肛門がん<直腸・肛門の病気>の症状の現れ方

 主な症状は、しこり、かゆみ、出血、疼痛、粘液分泌、便通異常(便秘便失禁)などです。時にこれらの肛門の症状がなく、鼠径部(そけいぶ)のリンパ節のはれがみられることもあります。
 これらの症状は、最初は軽度であっても、徐々に進行していくのが肛門がんの特徴です。

肛門がん<直腸・肛門の病気>の診断と治療の方法


扁平上皮がん
 扁平上皮がんの治療方針は、がんが小さく肛門括約筋まで浸潤(しんじゅん)していない場合は、局所切除により完治が見込めます。
 がんが肛門括約筋まで浸潤している場合、以前は永久的人工肛門造設を伴う直腸切断術が行われていました。

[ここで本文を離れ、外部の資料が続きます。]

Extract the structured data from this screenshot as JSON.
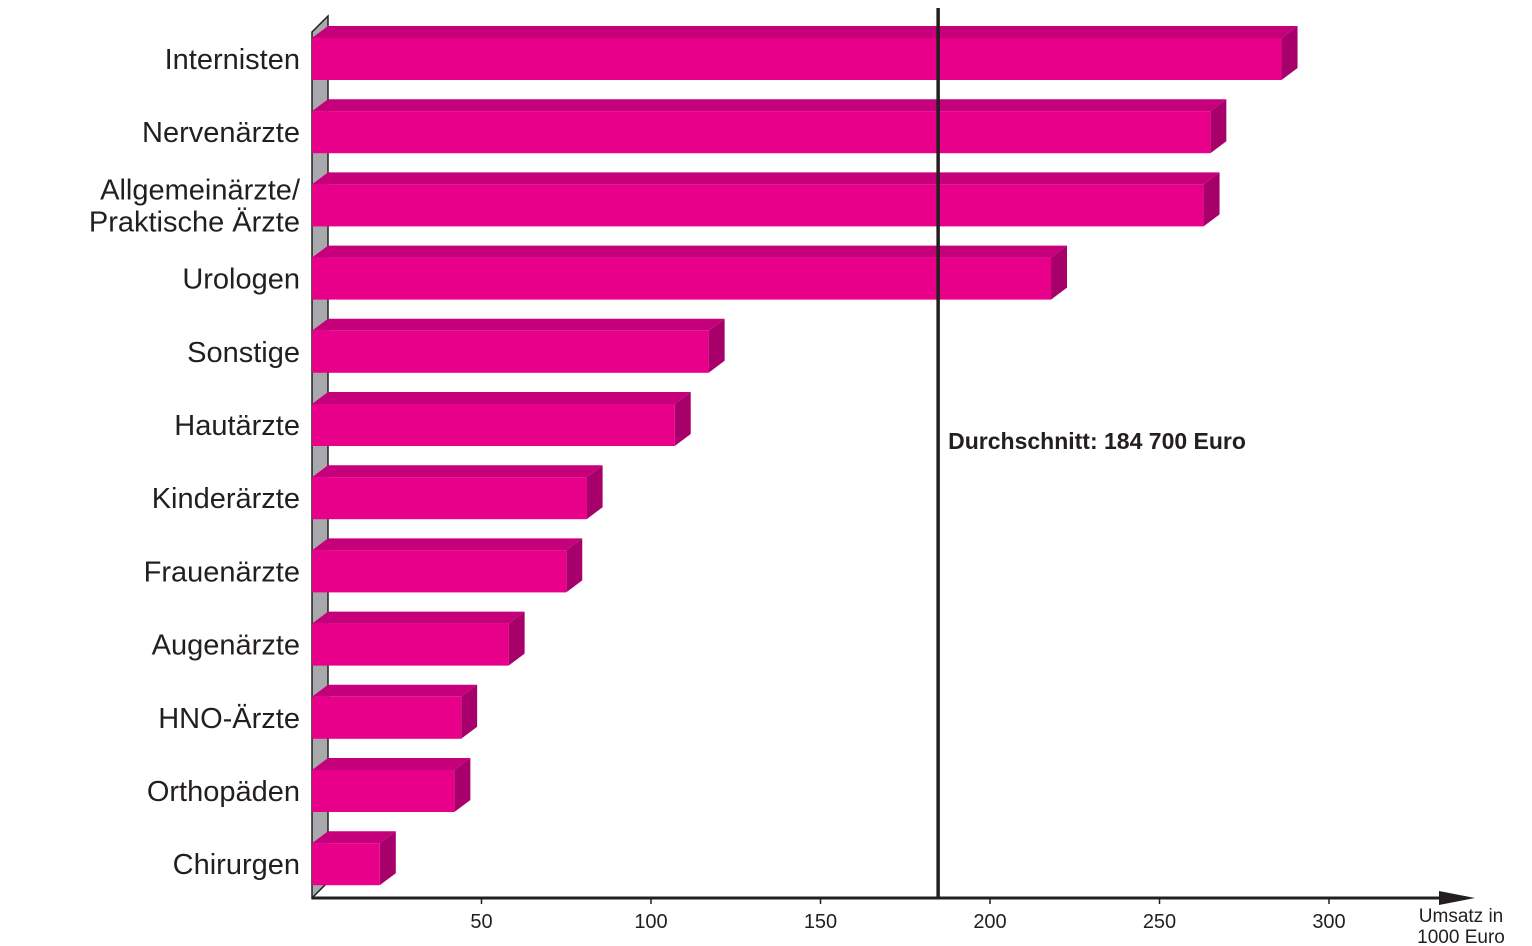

しかし、扁平上皮がんは放射線感受性が強く(効果がある)、フルオロウラシル(5‐FU)やマイトマイシンなどの抗がん薬と併用した放射線療法(30〜60グレイ)が非常に有効であるため、現在では抗がん薬を併用した放射線療法で肛門を残す治療が推奨されています。
 この治療の予後は5年生存率が70%を超え、合併症も少なく肛門の括約筋機能も残ります。照射後、がんが消失し、生検でがん細胞が残っていなければ、治療終了となります。
 がんが残っている場合には、直腸切断術などの根治的切除を行いますが、残った部分が非常に小さい場合は、再度化学放射療法を行い、永久的人工肛門を造設しなくてもよい場合もあります。

その他
 パジェット病ボーエン病は、がんの発育がゆっくりで悪性度も低いため、上皮内だけに存在しているものは広範囲局所切除を行えば、予後は良好です(コラム)。
 腺がんや粘液がんに対しては、直腸がんに準じた外科的治療(直腸切断術、局所切除術など)を行います。一般に大きさが2cm以下でリンパ節転移を伴わなければ、予後は比較的良好です。
 悪性黒色腫は、直腸切断術または局所切除術を行いますが、ほかの臓器へ転移しやすく進行も早いため、極めて予後不良です(コラム)。